Cuarenta y cinco inmuebles con un valor estimado superior a 184.615 millones de pesos colombianos fueron objeto de medidas cautelares por parte de la Fiscalía General de la Nación de Colombia, en el marco de una investigación por extinción de dominio contra una empresa de moda femenina. Los activos —entre bodegas, locales comerciales y terrenos distribuidos en Bogotá, Cundinamarca, Cartagena, Pereira, Ibagué y Cali— están bajo sospecha de haber sido adquiridos con recursos de origen ilegal y de haber servido como canal para la introducción de mercancía de contrabando al país.

Según la Dirección Especializada de Extinción del Derecho de Dominio de la Fiscalía, las medidas incluyen la suspensión del poder dispositivo, el embargo y el secuestro de los bienes. La intervención fue ejecutada por el Cuerpo Técnico de Investigación (CTI) con apoyo del Ejército Nacional.
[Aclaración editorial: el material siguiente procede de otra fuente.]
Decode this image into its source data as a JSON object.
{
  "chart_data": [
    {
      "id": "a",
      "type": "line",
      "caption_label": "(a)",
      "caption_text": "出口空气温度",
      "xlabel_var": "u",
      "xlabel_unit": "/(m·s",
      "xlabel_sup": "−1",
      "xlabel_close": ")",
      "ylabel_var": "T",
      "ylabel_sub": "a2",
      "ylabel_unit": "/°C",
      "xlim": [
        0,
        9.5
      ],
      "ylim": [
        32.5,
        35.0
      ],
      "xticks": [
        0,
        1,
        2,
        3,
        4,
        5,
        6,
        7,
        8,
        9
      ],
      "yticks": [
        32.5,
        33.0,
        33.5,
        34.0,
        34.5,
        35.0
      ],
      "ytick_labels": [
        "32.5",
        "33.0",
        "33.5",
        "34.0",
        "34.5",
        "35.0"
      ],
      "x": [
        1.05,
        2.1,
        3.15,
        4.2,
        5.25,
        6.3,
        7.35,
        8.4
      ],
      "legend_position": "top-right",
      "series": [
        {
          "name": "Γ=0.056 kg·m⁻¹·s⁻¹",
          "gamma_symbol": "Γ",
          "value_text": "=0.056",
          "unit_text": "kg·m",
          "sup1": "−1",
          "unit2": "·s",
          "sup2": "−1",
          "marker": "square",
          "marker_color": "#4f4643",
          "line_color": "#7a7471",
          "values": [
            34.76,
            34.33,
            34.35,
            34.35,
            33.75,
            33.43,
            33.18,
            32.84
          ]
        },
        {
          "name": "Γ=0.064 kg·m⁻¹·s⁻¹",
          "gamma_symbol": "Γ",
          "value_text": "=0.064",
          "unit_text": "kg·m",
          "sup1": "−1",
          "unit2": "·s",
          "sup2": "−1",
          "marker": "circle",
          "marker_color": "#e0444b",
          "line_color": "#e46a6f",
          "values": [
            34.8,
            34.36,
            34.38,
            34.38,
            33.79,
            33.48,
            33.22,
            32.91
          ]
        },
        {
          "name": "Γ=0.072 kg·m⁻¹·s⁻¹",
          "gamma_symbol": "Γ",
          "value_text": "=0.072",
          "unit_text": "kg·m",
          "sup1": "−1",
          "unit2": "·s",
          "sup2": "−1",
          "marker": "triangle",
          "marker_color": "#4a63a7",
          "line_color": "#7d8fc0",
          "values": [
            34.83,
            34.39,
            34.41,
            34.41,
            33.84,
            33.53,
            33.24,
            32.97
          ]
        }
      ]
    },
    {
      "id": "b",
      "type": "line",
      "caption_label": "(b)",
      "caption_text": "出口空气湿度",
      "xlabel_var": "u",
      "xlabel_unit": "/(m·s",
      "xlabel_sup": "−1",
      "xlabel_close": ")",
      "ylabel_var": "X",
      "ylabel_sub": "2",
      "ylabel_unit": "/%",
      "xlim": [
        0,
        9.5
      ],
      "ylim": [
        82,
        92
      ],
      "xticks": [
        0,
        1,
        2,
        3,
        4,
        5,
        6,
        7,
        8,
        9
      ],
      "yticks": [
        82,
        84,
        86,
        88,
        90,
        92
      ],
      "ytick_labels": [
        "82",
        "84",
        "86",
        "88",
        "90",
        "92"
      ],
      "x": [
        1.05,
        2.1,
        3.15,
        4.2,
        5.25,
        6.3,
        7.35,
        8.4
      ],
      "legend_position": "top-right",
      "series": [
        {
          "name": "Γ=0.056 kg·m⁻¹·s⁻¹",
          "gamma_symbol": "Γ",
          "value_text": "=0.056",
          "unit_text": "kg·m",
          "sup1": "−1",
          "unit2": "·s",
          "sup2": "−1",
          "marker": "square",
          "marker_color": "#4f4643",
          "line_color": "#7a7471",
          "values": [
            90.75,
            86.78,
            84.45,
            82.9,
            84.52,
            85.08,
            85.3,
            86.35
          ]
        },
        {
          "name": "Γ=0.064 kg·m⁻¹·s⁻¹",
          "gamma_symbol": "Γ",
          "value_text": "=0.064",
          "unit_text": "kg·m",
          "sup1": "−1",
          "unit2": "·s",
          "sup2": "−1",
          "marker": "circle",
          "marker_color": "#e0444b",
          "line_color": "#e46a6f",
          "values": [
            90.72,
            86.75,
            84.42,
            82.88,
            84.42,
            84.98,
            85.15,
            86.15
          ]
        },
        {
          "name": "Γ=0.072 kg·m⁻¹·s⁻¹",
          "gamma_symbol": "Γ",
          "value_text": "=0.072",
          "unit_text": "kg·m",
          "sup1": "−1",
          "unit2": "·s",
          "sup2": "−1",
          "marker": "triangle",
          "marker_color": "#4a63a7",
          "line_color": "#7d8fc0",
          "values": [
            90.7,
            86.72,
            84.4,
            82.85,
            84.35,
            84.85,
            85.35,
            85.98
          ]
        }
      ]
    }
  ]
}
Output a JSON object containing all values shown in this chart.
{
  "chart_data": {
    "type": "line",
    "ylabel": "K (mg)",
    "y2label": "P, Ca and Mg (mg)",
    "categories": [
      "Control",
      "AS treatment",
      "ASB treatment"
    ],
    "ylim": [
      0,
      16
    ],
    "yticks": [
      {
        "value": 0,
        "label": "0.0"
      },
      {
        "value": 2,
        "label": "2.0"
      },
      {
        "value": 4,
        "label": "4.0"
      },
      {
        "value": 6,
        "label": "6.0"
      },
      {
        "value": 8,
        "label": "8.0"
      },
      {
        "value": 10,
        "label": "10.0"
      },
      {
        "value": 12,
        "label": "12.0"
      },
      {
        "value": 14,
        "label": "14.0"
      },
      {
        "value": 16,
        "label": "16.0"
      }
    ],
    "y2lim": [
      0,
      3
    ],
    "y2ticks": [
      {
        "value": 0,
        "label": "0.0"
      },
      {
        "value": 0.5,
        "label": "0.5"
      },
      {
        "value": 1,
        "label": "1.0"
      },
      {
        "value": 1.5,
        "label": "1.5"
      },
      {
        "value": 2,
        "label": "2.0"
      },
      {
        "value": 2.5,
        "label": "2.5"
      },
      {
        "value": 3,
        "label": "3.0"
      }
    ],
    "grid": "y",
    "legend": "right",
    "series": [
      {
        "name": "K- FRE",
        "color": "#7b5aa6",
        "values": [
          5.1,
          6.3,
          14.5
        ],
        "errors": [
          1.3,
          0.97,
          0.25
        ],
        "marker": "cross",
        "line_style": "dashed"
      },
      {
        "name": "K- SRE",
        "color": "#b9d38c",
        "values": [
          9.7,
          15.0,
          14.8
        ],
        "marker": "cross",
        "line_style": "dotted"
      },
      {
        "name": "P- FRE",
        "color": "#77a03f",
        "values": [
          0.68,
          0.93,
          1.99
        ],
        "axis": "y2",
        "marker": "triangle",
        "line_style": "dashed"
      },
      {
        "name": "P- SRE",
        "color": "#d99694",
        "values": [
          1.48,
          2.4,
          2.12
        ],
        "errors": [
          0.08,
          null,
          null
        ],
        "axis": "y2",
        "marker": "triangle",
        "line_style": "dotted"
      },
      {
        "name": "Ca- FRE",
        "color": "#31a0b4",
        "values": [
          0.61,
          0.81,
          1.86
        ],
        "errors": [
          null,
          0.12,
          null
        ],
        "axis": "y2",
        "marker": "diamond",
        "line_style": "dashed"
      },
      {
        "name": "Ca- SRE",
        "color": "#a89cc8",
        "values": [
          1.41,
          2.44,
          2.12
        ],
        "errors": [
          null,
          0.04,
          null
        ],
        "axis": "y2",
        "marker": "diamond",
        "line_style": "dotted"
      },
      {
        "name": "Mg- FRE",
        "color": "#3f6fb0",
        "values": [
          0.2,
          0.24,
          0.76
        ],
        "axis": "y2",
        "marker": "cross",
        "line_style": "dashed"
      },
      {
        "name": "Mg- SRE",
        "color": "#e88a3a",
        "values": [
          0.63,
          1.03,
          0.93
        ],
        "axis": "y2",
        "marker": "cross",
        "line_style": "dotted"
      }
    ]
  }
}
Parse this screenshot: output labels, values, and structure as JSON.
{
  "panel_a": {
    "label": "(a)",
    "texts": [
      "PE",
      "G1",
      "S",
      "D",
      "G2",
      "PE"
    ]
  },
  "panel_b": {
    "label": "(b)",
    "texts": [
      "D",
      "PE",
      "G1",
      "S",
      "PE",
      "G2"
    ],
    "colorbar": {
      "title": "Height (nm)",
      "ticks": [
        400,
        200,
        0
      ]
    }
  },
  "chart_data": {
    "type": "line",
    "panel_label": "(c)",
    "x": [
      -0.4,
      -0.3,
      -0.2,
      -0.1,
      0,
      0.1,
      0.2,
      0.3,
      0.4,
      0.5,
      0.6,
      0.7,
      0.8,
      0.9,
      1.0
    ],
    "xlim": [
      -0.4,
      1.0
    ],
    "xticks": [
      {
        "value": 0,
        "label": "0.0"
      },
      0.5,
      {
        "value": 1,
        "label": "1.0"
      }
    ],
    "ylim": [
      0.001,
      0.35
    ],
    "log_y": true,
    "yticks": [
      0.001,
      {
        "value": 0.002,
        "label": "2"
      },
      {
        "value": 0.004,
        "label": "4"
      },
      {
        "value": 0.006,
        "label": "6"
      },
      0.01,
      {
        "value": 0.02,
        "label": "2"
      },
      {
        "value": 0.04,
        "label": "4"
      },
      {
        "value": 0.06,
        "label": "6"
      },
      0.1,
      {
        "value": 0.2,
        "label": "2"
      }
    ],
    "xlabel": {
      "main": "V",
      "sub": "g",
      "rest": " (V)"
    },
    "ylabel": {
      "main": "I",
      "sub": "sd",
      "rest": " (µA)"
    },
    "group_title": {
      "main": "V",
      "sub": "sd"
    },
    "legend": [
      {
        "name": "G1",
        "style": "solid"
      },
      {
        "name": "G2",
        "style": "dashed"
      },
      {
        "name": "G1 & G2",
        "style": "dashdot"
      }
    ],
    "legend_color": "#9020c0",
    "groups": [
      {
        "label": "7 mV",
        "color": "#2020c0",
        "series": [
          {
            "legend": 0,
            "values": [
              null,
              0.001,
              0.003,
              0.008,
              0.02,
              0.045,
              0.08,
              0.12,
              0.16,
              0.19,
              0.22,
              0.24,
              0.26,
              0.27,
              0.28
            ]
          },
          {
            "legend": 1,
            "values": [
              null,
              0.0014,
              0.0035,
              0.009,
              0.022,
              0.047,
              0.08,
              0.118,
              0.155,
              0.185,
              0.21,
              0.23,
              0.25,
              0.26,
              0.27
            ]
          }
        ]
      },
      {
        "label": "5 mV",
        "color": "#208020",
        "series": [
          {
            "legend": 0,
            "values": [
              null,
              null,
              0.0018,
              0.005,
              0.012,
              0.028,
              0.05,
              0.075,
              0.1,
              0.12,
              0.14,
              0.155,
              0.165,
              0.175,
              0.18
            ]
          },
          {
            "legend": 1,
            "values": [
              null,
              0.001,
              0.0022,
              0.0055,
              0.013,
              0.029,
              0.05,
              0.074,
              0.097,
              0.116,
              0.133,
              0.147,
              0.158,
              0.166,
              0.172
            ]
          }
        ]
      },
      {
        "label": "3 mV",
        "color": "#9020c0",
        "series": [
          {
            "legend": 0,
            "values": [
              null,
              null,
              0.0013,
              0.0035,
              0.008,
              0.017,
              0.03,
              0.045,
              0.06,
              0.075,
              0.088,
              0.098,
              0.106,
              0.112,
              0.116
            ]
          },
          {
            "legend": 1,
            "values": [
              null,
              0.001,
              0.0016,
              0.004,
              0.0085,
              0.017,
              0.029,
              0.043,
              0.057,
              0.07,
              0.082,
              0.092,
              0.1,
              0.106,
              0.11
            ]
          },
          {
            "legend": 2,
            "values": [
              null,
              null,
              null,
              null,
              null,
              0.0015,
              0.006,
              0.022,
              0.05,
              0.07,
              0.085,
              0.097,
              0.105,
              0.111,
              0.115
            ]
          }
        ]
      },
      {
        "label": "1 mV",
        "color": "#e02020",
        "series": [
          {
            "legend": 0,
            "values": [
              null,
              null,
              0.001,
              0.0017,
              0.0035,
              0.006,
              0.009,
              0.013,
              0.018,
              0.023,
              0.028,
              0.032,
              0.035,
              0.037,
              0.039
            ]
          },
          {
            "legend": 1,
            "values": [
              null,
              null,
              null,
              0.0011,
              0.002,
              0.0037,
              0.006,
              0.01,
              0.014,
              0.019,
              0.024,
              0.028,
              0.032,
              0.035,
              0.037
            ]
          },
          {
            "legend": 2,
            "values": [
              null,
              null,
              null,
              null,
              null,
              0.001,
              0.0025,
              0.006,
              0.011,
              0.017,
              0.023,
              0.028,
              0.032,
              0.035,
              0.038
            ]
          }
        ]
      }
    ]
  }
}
De los 45 predios, 17 son rurales y 28 urbanos. Este tipo de operaciones pone en evidencia un patrón documentado por organismos como la UNODC y el GAFI: el sector textil y de moda es históricamente vulnerable al lavado de activos debido a la facilidad para manipular precios de transferencia, subfacturar importaciones y movilizar grandes volúmenes de efectivo bajo la apariencia de operaciones comerciales legítimas.

Para los estrategas corporativos y directivos del sector retail en Latinoamérica, el caso ilustra un riesgo regulatorio creciente. Los marcos de cumplimiento antilavado (AML) y de debida diligencia en cadenas de suministro están siendo reforzados en toda la región, impulsados tanto por presión de organismos multilaterales como por reformas legislativas nacionales. Empresas con estructuras de propiedad inmobiliaria complejas, proveedores no verificados o flujos de caja con alta proporción de efectivo enfrentan una exposición legal que puede materializarse en pérdida de activos, suspensión de operaciones y daño reputacional irreversible. La pregunta estratégica para los consejos de administración no es si sus sectores son vulnerables, sino qué tan robustos son sus sistemas internos de detección y reporte de operaciones sospechosas.